To create a map, one has to style the GIS data and present it in a form that is
visually informative. There are a large number of options available in QGIS to
apply different types of symbology to the underlying data. In this tutorial, we
will explore some basics of styling.
Browse to the downloaded lifeexpectancy.zip file and click
Open. Select newsweek_data.shp and click Open.
Next you will be prompted for choosing the CRS. Select WGS84 EPSG:4326
as the Coordinate Reference System (CRS).
The shapefile contained within the zip file is now loaded and you can see
the default style applied to it.
Right click on the layer name and select Open Attribute Table.
Explore the different attributes. To style a layer, we must pick an
attribute or a column that would represent the map we are trying to
create. Since we want to create a layer represting life expectancy, i.e. the
average age till a person lives in a country, the field LIFEXPCT
is the attribute we want to use in styling.
Close the attribute table. Right click on the layer again and choose
The various styling options are located in the Style tab of the Properties
dialog. Clicking on the drop-down button inthe Style dialiog, you will see
there are five options available - Single Symbol, Categorized,
Graduated, Rule Based and Point
displacement. We will explore the first three in this tutorial.

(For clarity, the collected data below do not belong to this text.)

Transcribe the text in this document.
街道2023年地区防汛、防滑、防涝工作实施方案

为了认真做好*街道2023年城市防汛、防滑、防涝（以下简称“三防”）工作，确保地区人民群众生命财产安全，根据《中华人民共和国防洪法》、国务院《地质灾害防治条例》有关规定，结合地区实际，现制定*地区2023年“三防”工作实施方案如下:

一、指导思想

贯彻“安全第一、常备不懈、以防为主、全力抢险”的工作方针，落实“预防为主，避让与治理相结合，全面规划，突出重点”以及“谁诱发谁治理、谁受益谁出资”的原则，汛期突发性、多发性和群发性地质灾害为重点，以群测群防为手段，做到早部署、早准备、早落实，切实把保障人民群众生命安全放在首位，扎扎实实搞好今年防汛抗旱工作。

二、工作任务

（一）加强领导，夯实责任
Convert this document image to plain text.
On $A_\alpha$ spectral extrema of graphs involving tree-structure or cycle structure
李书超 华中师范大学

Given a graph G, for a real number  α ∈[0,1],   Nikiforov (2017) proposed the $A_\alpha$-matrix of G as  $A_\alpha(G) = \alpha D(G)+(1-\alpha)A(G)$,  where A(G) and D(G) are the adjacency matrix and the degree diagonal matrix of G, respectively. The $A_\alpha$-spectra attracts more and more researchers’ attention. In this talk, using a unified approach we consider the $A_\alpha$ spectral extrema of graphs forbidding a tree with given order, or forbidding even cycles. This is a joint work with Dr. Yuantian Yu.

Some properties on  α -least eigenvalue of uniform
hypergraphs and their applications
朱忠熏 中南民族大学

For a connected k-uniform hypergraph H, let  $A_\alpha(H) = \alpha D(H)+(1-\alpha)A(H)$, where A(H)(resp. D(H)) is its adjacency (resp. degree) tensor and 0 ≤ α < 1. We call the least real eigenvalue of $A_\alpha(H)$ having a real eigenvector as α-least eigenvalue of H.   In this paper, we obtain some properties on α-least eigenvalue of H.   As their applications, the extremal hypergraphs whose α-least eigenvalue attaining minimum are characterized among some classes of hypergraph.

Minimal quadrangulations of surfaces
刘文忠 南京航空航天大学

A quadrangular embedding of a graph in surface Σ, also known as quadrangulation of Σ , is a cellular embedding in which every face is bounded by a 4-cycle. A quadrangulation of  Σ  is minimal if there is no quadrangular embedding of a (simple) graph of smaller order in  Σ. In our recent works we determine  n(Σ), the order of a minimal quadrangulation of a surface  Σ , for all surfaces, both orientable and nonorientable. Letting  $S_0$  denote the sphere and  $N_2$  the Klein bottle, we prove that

Select Single Symbol. This option allows you to choose a single
style that will be applied to all the features in the layer. Since this is a
polygon dataset, you have two basic choices. You can fill the polygon, or
you can style with only outline. You can choose the dotted
pattern fill and click OK.
You will see a new style applied to the layer with the fill pattern you
You will see that this Single Symbol style isn’t useful in communicating
the life expectancy data we are trying to map. Let us explore another
styling option. Right-click the layer again and choose
Properties. This time choose Categorized from the
Style tab. Categorized means the features in the layer will be
shown in different shades of a color based on unique values in an attribute
field. Choose LIFEXPCT value as the Column. Choose
a color ramp of your choice and click Classify
at the bottom. Click OK.
You will see different countries appearing in shades of blue. Lighter
shades meaning lower life expectancy and darker shades meaning higher life
expectancy. This representation of the data is more useful and clearly show
how life expectancy in developed countries vs. developing countries. This
would be the type of style we set out to create.
Let us explore the Graduated symbology type in the Style
dialog now. Graduated symbology type allows you to break down the data in a column in
unique classes and choose a different style for each of the classes. We
can think of classifying our life expectancy data into 3 classes, LOW,
MEDIUM and HIGH. Choose LIFEXPCT as the Column and
choose 3 as the classes. You will see there are many Mode
optionsa vailable. Let us see the logic behind each of these modes.
There are 5 modes available. Equal Interval,
Quantile, Natural Breaks (Jenks),
Standard Deviation and Pretty Breaks.
These modes use different statistical algorithms to break down the data
into separate classes.
Equal Interval: As the name suggests, this method will will create classes
which are at the same size. If our data ranges from 0-100 and we want 10
classes, this method would create a class from 0-10, 10-20, 20-30 and so on
, keeping each class the same size of 10 units.
Quantile - This method will decide the classes such that number of values
in each class are the same. If there are 100 values and we want 4
classes, quantile method will decide the classes such that each class
will have 25 values.
Natural Breaks (Jenks) - This algorithm tries to find natural groupings
of data to create classes. The resulting classes will be such that there
will be maximum variance between individual classes and least variance
within each class.
Standard Deviation - This method will calculate the mean of the data, and
create classes based on standard deviation from the mean.
Pretty Breaks - This is based on the statistical package R’s pretty
algorithm. It is a bit complex, but the pretty in the name means it
creates class boundaries that are round numbers.
To keep things simple, let’s use the Quantile method. Click Classify at the
bottom and you will see 3 classes show up with their corresponding values.
For an attribute to be used in Graduated style, it must be a numeric field. Integer and Real
values are fine, but if the attribute field type is String, it cannot be
used with this styling option.
You will see a map showing countries in either of 3 colors representing
average life expectancy in the country.
Now go back to the Style dialog by right clicking the layer and choosing
Properties. There are some more styling options available.
You can click on the Symbol for each of the classes and choose a different style.
We will choose Red, Yellow and Green fill colors to indicate low, medium and high life expectancy.
In the Symbol Selector dialog, click on Color
Click on a color fom the Select Color dialog.
Back in the Layer Properties dialog, you can double-click on the
Label column next to each value and enter the text that you
want to display. Similarly, you may double-click on the Value
column to edit the selected ranges. Click OK once you are
satisfied with the classes.
This style definitely conveys a lot more useful map than the previous two
attempts. There are clearly marked class names and colors to represent our
interpretation of the life expectancy values.